Towards Adoption of an Optical Second: Verifying Optical Clocks at the SI Limit

• Main Authors: McGrew, W. F, Zhang, X, Leopardi, H, Fasano, R. J, Nicolodi, D, Beloy, K, Yao, J, Sherman, J. A, Schäffer, S. A, Savory, J, Brown, R. C, Römisch, S, Oates, C. W, Parker, T. E, Fortier, T. M, Ludlow, A. D
• Format: Journal Article
• Language: English
• Published: 14.11.2018
• Subjects: Physics - Atomic Physics; Physics - Optics
• DOI: 10.48550/arxiv.1811.05885

The pursuit of ever more precise measures of time and frequency is likely to lead to the eventual redefinition of the second in terms of an optical atomic transition. To ensure continuity with the current definition, based on a microwave transition between hyperfine levels in ground-state $^{133}$Cs, it is necessary to measure the absolute frequency of candidate standards, which is done by comparing against a primary cesium reference.
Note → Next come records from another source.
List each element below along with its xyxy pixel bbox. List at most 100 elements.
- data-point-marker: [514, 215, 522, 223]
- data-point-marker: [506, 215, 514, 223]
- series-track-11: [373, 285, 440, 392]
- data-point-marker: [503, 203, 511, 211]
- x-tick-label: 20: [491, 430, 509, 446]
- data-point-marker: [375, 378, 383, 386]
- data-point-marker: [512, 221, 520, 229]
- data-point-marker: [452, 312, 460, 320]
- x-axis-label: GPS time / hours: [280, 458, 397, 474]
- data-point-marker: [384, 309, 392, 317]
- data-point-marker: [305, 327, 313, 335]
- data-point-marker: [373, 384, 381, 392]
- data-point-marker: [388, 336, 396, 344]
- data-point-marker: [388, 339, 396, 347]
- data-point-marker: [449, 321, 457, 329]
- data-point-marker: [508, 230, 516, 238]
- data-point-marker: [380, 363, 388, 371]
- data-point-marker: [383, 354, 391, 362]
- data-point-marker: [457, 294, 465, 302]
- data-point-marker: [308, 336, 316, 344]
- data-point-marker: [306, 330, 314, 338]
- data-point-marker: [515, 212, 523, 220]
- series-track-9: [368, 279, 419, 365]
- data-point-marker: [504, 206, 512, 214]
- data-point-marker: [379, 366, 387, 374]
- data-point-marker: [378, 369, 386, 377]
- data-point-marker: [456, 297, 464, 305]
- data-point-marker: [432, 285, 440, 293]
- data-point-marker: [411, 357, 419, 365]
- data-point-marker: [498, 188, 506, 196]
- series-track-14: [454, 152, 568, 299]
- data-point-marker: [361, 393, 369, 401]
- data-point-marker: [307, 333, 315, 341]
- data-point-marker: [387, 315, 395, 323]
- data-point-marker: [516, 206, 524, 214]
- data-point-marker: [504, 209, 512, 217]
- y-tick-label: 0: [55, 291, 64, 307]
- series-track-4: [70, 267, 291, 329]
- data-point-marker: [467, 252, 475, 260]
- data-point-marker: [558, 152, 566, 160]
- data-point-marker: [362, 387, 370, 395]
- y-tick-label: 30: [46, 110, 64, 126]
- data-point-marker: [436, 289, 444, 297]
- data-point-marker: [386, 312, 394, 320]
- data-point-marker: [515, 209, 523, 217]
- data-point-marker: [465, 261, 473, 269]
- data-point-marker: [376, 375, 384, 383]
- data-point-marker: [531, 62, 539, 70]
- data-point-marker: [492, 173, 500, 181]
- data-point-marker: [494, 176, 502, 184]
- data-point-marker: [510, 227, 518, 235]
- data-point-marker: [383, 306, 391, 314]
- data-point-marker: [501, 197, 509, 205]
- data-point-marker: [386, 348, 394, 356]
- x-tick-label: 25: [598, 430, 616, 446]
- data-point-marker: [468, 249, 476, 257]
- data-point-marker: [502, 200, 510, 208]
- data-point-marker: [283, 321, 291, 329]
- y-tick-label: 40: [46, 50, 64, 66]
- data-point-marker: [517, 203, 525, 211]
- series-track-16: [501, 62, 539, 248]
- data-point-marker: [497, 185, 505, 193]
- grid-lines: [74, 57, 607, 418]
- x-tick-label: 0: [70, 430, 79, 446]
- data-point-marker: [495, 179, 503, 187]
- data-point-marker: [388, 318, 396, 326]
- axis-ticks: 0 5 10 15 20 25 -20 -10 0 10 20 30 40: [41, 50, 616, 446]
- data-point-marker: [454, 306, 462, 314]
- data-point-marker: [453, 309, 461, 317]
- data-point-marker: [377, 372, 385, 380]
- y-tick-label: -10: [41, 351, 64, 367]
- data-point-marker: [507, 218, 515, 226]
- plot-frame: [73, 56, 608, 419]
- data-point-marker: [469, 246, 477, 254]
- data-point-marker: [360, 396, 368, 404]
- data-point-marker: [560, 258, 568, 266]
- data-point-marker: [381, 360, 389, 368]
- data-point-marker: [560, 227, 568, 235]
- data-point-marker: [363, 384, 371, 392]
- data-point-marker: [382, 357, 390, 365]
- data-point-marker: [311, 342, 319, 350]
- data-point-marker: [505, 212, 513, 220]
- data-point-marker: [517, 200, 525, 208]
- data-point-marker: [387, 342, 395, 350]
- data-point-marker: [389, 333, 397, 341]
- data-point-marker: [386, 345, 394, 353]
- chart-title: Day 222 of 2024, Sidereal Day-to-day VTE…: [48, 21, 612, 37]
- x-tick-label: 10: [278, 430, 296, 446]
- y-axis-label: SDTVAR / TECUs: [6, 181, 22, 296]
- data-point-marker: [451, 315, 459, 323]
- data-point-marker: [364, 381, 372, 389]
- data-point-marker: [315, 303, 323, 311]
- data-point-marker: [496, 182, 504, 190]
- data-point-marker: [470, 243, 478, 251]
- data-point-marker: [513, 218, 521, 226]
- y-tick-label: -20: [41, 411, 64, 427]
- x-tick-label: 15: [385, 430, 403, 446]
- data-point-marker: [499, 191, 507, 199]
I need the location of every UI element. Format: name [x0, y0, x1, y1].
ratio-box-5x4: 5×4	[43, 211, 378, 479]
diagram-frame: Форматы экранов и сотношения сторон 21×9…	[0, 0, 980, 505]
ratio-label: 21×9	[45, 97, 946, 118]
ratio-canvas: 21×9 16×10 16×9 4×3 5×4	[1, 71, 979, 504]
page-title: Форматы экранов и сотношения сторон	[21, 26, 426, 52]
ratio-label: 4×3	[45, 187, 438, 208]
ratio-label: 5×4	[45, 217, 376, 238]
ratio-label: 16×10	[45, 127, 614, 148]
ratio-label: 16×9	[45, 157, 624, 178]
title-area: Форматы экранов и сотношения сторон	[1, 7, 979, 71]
A key verification of this process can be achieved by performing a loop closure$-$comparing frequency ratios derived from absolute frequency measurements against ratios determined from direct optical comparisons. We measure the $^1$S$_0\!\rightarrow^3$P$_0$ transition of $^{171}$Yb by comparing the clock frequency to an international frequency standard with the aid of a maser ensemble serving as a flywheel oscillator. Our measurements consist of 79 separate runs spanning eight months, and we determine the absolute frequency to be 518 295 836 590 863.71(11) Hz, the uncertainty of which is equivalent to a fractional frequency of $2.1\times10^{-16}$. This absolute frequency measurement, the most accurate reported for any transition, allows us to close the Cs-Yb-Sr-Cs frequency measurement loop at an uncertainty of $<$3$\times10^{-16}$, limited by the current realization of the SI second. We use these measurements to tighten the constraints on variation of the electron-to-proton mass ratio, $\mu=m_e/m_p$. Incorporating our measurements with the entire record of Yb and Sr absolute frequency measurements, we infer a coupling coefficient to gravitational potential of $k_\mathrm{\mu}=(-1.9\pm 9.4)\times10^{-7}$ and a drift with respect to time of $\frac{\dot\mu}{\mu}=(5.3 \pm 6.5)\times10^{-17}/$yr.